CMS has cited QIOs as important resources for nursing facilities during the ongoing COVID-19 pandemic; this past week, the agency announced that it would direct QIOs to provide support in hotspots as identified by the White House Coronavirus Task Force.
CMS supplemented the QIO deployment with a promise to target for inspection nursing homes with a history of infection control problems.
“Nursing homes are especially vulnerable to the prevalence and spread of COVID-19,” CMS asserted in a statement. “Additional resources are needed to ensure nursing homes take proactive steps to enhance infection control policies and practices to limit potential transmission and prevent widespread outbreaks within these facilities.”
But those QIOs were facing a financial crunch even before the pandemic, according to Teitelbaum. The federal government allowed its multi-year contract to fund the QIO program to lapse last summer, and then reinstated the budget with a 70% cut, she said. Prior to that reduction, the most recent contract provided QIOs with $960 million, Modern Healthcare reported last August.
At current funding levels, the QIOs have $13 million to support their COVID-19 efforts over the next four years, Teitelbaum said — or just $65,000 per state annually, which works out to less than one full-time equivalent position.
“If you think about the number of nursing homes per state, and now you have one person, essentially, per state working to help support all of these nursing homes — a much larger deployment is needed to adequately allow the QIOs to support the nursing homes nationwide,” she said.
For that reason, Teitelbaum described the Friday announcement from CMS as “misleading.”
“It’s not new resources. It’s a diversion, really, of resources,” she said. “It’s an already under-resourced effort that’s now just being diverted.”
For beleaguered nursing homes, QIOs could provide needed material and operational support, from additional staffing to advice on improving infection control to overhauling cleaning and meal service strategies for the new pandemic normal.
While vital even in normal times, the need for backup will only increase as the new COVID-19 hotspots in the South and Sun Belt continue to see a spike in cases. Early research indicates a direct correlation between community spread and the severity of outbreaks in skilled nursing facilities — and CMS has promised to crack down on infection control violations, with targeted inspections in that domain slated for full completion by the end of this month.
It’s a task that has already strained chronically understaffed facilities across the country, but four months into a pandemic that shows no signs of slowing, even the best facilities could use outside support.

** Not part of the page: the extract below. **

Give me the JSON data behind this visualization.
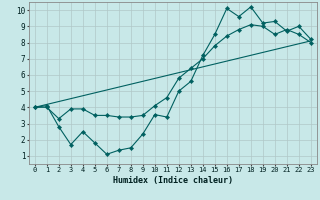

“They’re able to bring in this expertise that either the nursing home might not have on site, [or] they might not be able to think through right now because they have been running far beyond their capacity — because they’ve had to — for so long, for months and months now,” Teitelbaum said.
To help fund those efforts, AHQA supports the Infection Control Training and Support Act, a bipartisan bill introduced in Congress last month that would provide about $210 million for the QIOs’ work.
But aside from the funding issue, Teitelbaum also acknowledged an awareness gap among nursing home operators and organizations. Because the White House task force — led by Vice President Mike Pence and Dr. Deborah Birx — must first identify the areas for extra nursing home attention, both the AHQA and facilities can only wait for official word on whether they can receive help under this initiative.
In the meantime, the group is working to educate facilities about the QIOs’ work.
“Unfortunately, we don’t know, before the tap comes, what counties they’re going to be — or even what states they’re going to be in,” Teitelbaum said. “And so unfortunately, the long-term care community doesn’t know either.”
And unlike a visit from a survey agency, which may create fears of citations and fines, Teitelbaum emphasized that the QIOs can serve as a trusted resource for collaborative care improvement.
“They’ve been working with nursing homes across the country for decades. They have great relationships with nursing homes. They can get in there and work quickly because they have already established trust with nursing homes,” she said. “They are not a government agency coming in, doing any kind of survey or certification; they’re not providing citations. They’re not doing audits. They’re really just coming in there to provide support.”